Como é que foi vivida a pandemia do ponto de vista de uma anestesiologista?
A anestesia teve que enfrentar várias realidades. Sendo uma especialidade muito ligada à emergência foi chamada a dar apoio aos cuidados intensivos, portanto, fizemo-lo o melhor que sabíamos e podíamos. Crescemos muito como anestesiologistas, estou certa que esta é uma sensação comum à classe. Saímos da zona de conforto e trabalhamos muito em equipa, o que foi diferente para nós que estamos habituados a ser o único anestesiologista na sala.
Relativamente à anestesia regional, ela foi uma mais-valia nesta época pandémica.

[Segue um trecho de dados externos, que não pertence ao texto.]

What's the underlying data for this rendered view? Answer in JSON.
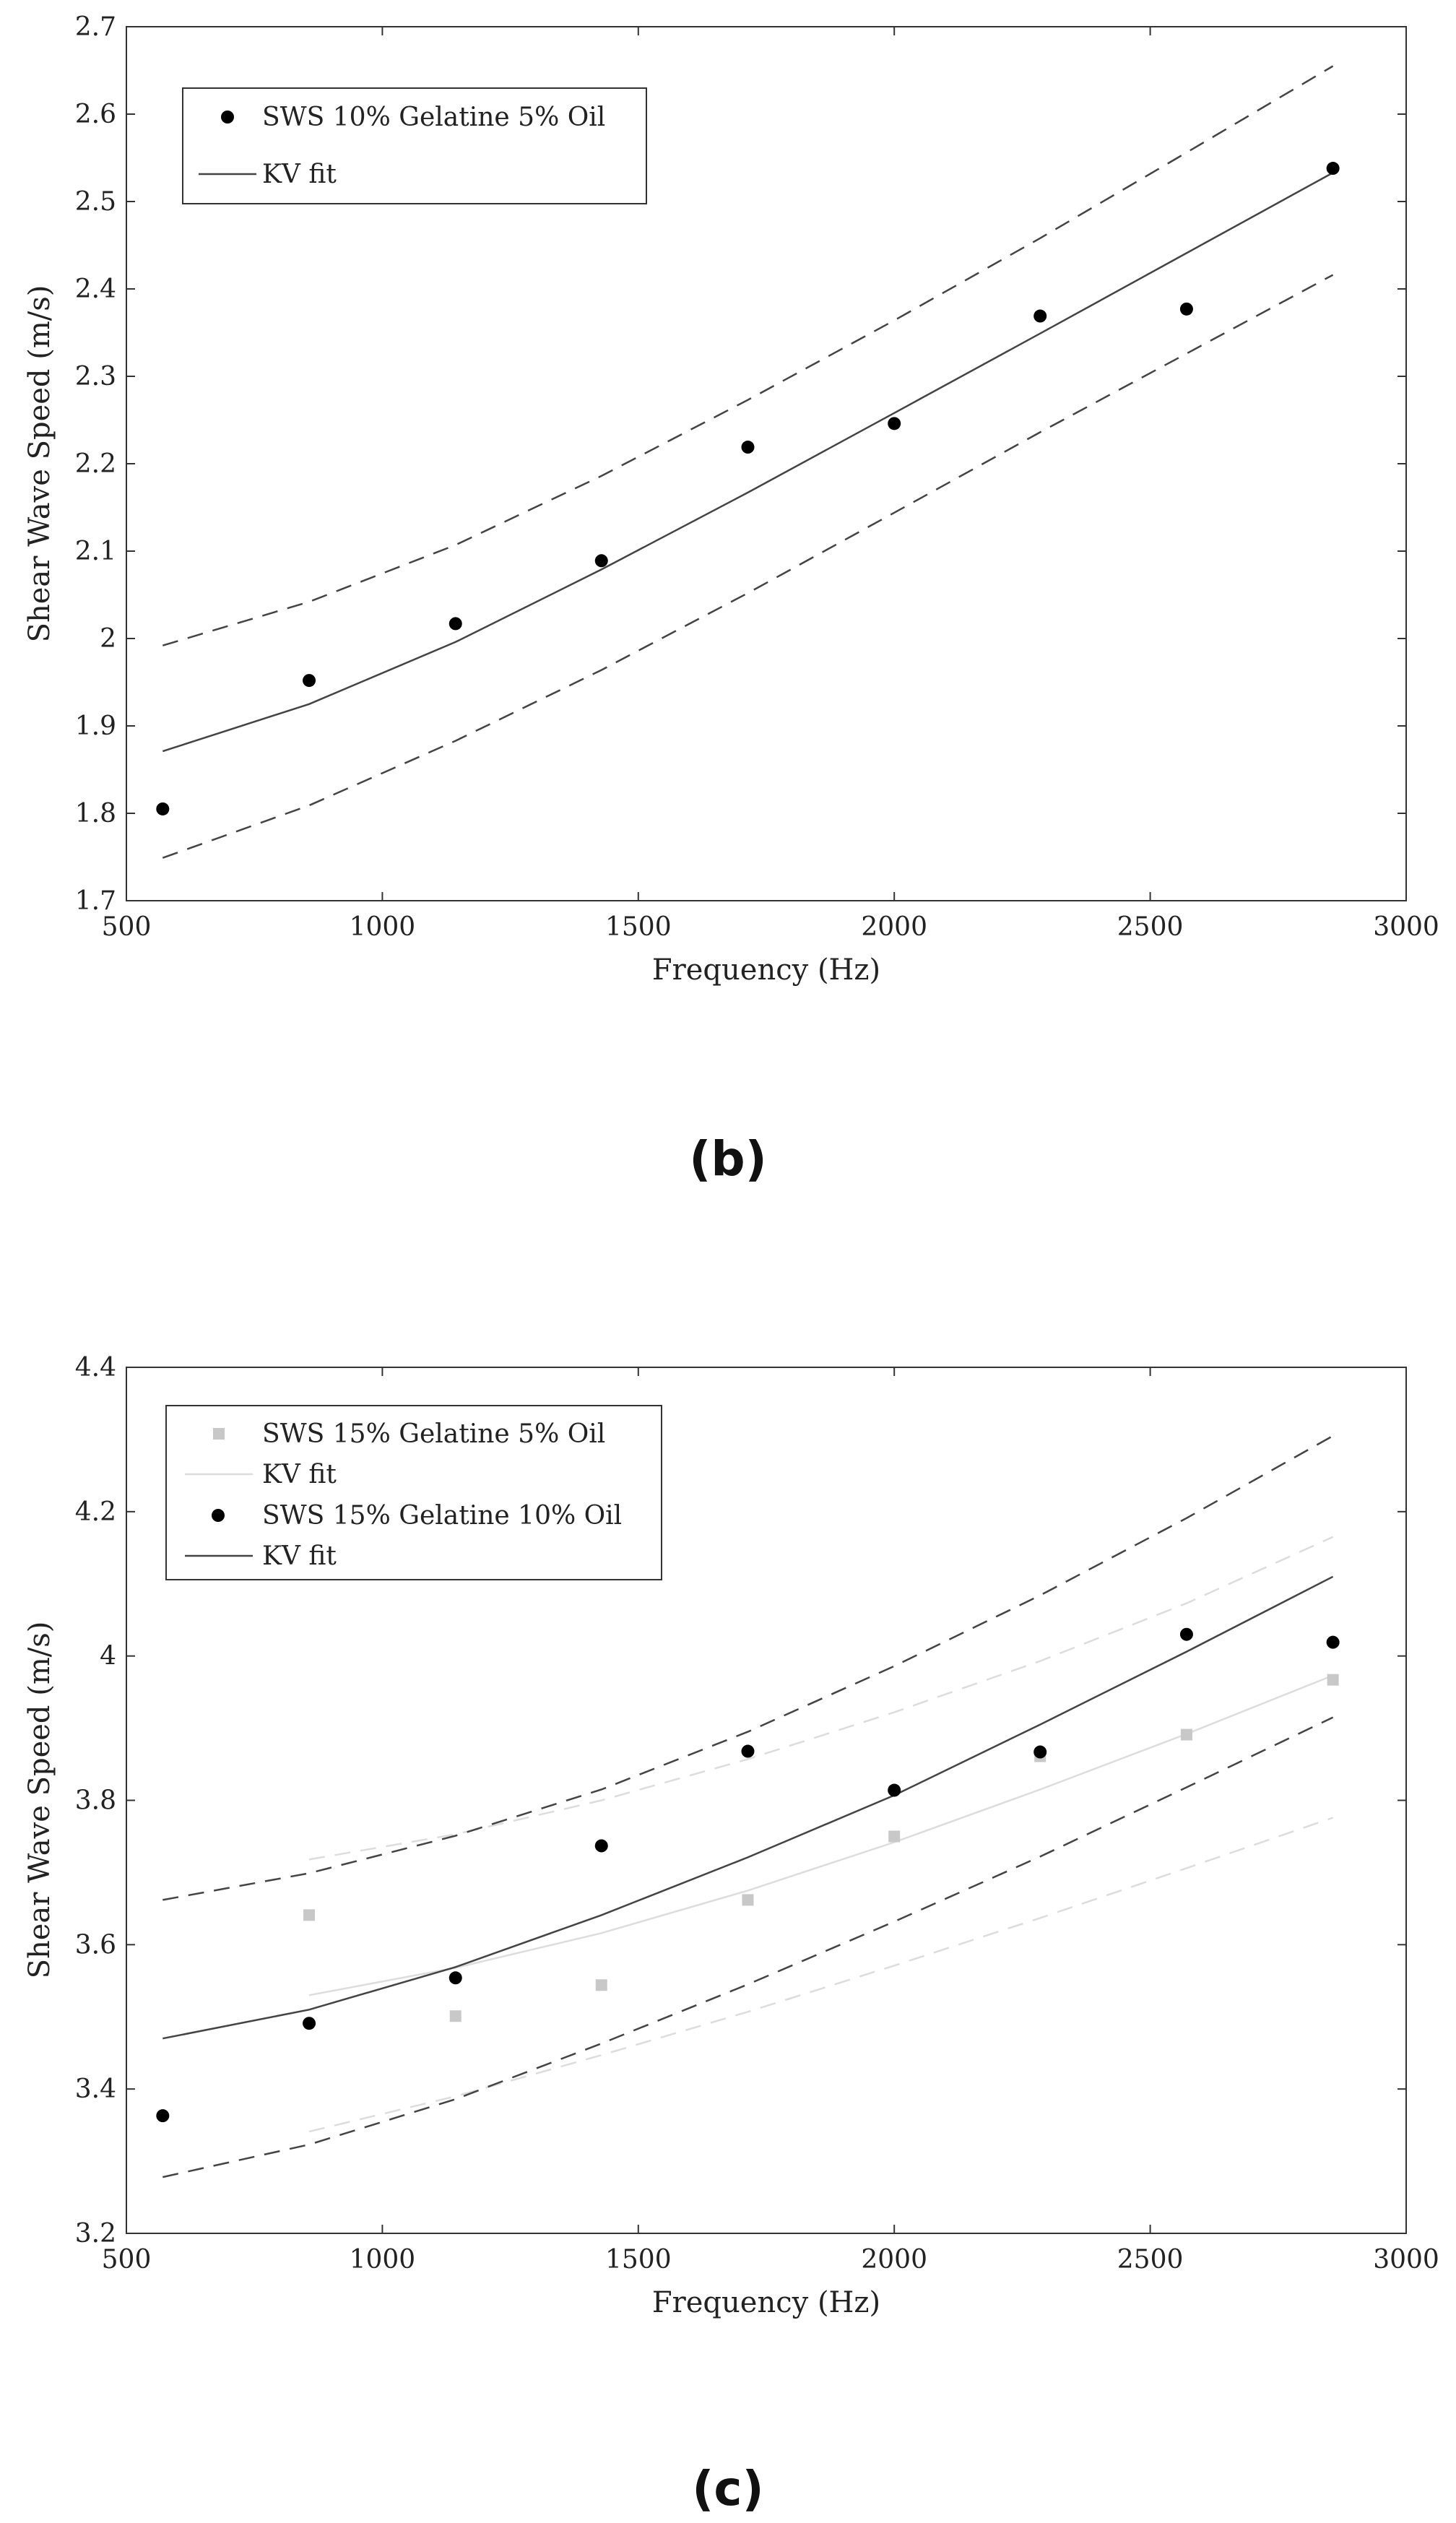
{
  "panels": [
    {
      "label": "(b)",
      "chart_data": {
        "type": "scatter",
        "xlabel": "Frequency (Hz)",
        "ylabel": "Shear Wave Speed (m/s)",
        "xlim": [
          500,
          3000
        ],
        "ylim": [
          1.7,
          2.7
        ],
        "xticks": [
          "500",
          "1000",
          "1500",
          "2000",
          "2500",
          "3000"
        ],
        "yticks": [
          "1.7",
          "1.8",
          "1.9",
          "2",
          "2.1",
          "2.2",
          "2.3",
          "2.4",
          "2.5",
          "2.6",
          "2.7"
        ],
        "grid": false,
        "legend_position": "top-left",
        "series": [
          {
            "name": "SWS 10% Gelatine 5% Oil",
            "kind": "markers",
            "marker": "circle",
            "color": "#000000",
            "x": [
              571,
              857,
              1143,
              1428,
              1714,
              2000,
              2285,
              2571,
              2857
            ],
            "y": [
              1.805,
              1.952,
              2.017,
              2.089,
              2.219,
              2.246,
              2.369,
              2.377,
              2.538
            ]
          },
          {
            "name": "KV fit",
            "kind": "line",
            "color": "#444444",
            "x": [
              571,
              857,
              1143,
              1428,
              1714,
              2000,
              2285,
              2571,
              2857
            ],
            "y": [
              1.871,
              1.925,
              1.996,
              2.079,
              2.167,
              2.258,
              2.349,
              2.441,
              2.533
            ]
          },
          {
            "kind": "dashed",
            "color": "#444444",
            "x": [
              571,
              857,
              1143,
              1428,
              1714,
              2000,
              2285,
              2571,
              2857
            ],
            "y": [
              1.992,
              2.042,
              2.107,
              2.186,
              2.273,
              2.364,
              2.458,
              2.556,
              2.655
            ]
          },
          {
            "kind": "dashed",
            "color": "#444444",
            "x": [
              571,
              857,
              1143,
              1428,
              1714,
              2000,
              2285,
              2571,
              2857
            ],
            "y": [
              1.749,
              1.809,
              1.883,
              1.964,
              2.052,
              2.144,
              2.236,
              2.326,
              2.416
            ]
          }
        ]
      }
    },
    {
      "label": "(c)",
      "chart_data": {
        "type": "scatter",
        "xlabel": "Frequency (Hz)",
        "ylabel": "Shear Wave Speed (m/s)",
        "xlim": [
          500,
          3000
        ],
        "ylim": [
          3.2,
          4.4
        ],
        "xticks": [
          "500",
          "1000",
          "1500",
          "2000",
          "2500",
          "3000"
        ],
        "yticks": [
          "3.2",
          "3.4",
          "3.6",
          "3.8",
          "4",
          "4.2",
          "4.4"
        ],
        "grid": false,
        "legend_position": "top-left",
        "series": [
          {
            "name": "SWS 15% Gelatine 5% Oil",
            "kind": "markers",
            "marker": "square",
            "color": "#c8c8c8",
            "x": [
              857,
              1143,
              1428,
              1714,
              2000,
              2285,
              2571,
              2857
            ],
            "y": [
              3.641,
              3.501,
              3.544,
              3.662,
              3.75,
              3.861,
              3.891,
              3.967
            ]
          },
          {
            "name": "KV fit",
            "kind": "line",
            "color": "#dddddd",
            "x": [
              857,
              1143,
              1428,
              1714,
              2000,
              2285,
              2571,
              2857
            ],
            "y": [
              3.53,
              3.568,
              3.616,
              3.675,
              3.742,
              3.815,
              3.892,
              3.973
            ]
          },
          {
            "kind": "dashed",
            "color": "#dddddd",
            "x": [
              857,
              1143,
              1428,
              1714,
              2000,
              2285,
              2571,
              2857
            ],
            "y": [
              3.718,
              3.753,
              3.8,
              3.857,
              3.922,
              3.993,
              4.073,
              4.165
            ]
          },
          {
            "kind": "dashed",
            "color": "#dddddd",
            "x": [
              857,
              1143,
              1428,
              1714,
              2000,
              2285,
              2571,
              2857
            ],
            "y": [
              3.341,
              3.39,
              3.447,
              3.507,
              3.571,
              3.637,
              3.706,
              3.776
            ]
          },
          {
            "name": "SWS 15% Gelatine 10% Oil",
            "kind": "markers",
            "marker": "circle",
            "color": "#000000",
            "x": [
              571,
              857,
              1143,
              1428,
              1714,
              2000,
              2285,
              2571,
              2857
            ],
            "y": [
              3.363,
              3.491,
              3.554,
              3.737,
              3.868,
              3.814,
              3.867,
              4.03,
              4.019
            ]
          },
          {
            "name": "KV fit",
            "kind": "line",
            "color": "#444444",
            "x": [
              571,
              857,
              1143,
              1428,
              1714,
              2000,
              2285,
              2571,
              2857
            ],
            "y": [
              3.47,
              3.51,
              3.569,
              3.641,
              3.721,
              3.807,
              3.905,
              4.006,
              4.11
            ]
          },
          {
            "kind": "dashed",
            "color": "#444444",
            "x": [
              571,
              857,
              1143,
              1428,
              1714,
              2000,
              2285,
              2571,
              2857
            ],
            "y": [
              3.662,
              3.699,
              3.751,
              3.815,
              3.895,
              3.986,
              4.084,
              4.191,
              4.305
            ]
          },
          {
            "kind": "dashed",
            "color": "#444444",
            "x": [
              571,
              857,
              1143,
              1428,
              1714,
              2000,
              2285,
              2571,
              2857
            ],
            "y": [
              3.278,
              3.323,
              3.386,
              3.463,
              3.545,
              3.632,
              3.722,
              3.818,
              3.915
            ]
          }
        ]
      }
    }
  ]
}
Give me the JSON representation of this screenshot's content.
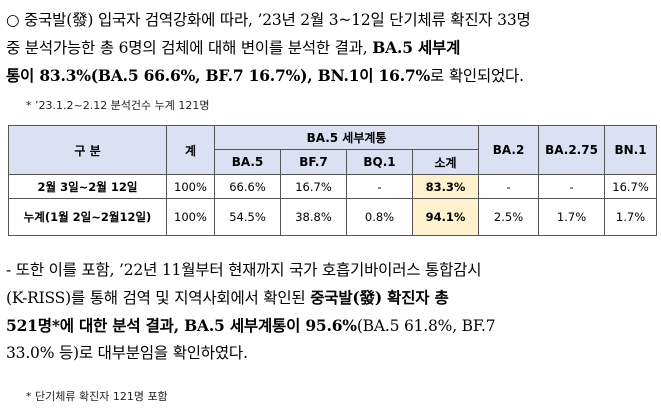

Evitamos anestesias gerais, que são altamente geradoras de aerossóis, porque é preciso colocar um tubo na traqueia do doente. Estas técnicas permitiram evitar as anestesias gerais em doentes que já vinham com a função respiratória comprometida.
O que é que se espera da anestesiologia no futuro?
A única lacuna, neste momento, são os recursos humanos. Porque a anestesiologia dá uma resposta vasta aos doentes. O Clube de Anestesia Regional pretende, sobretudo, humanizar os cuidados prestados aos doentes. Além da segurança, basilar na nossa especialidade, os doentes podem esperar que os médicos vão assegurar a sua formação e os melhores cuidados vão ser prestados.
O tratamento da dor é uma questão de dignidade humana. Ninguém deve viver com dor e a anestesiologia quer abrir os braços a todos os doentes com dor, para isso temos uma campanha no HSOG dirigida para esse objetivo.
Os médicos de cuidados de saúde primários e as pessoas em geral, estão sensibilizados para recorrer ao anestesiologista para tratar a dor?
Já começa a haver uma maior sensibilidade nessa questão. Quando uma terapêutica convencional não funciona, os médicos de medicina familiar orientam os doentes para a consulta da dor crónica. O que aconteceu foi que a pandemia atrasou os processos, mas nós estamos a trabalhar a grande gás e a dar a resposta.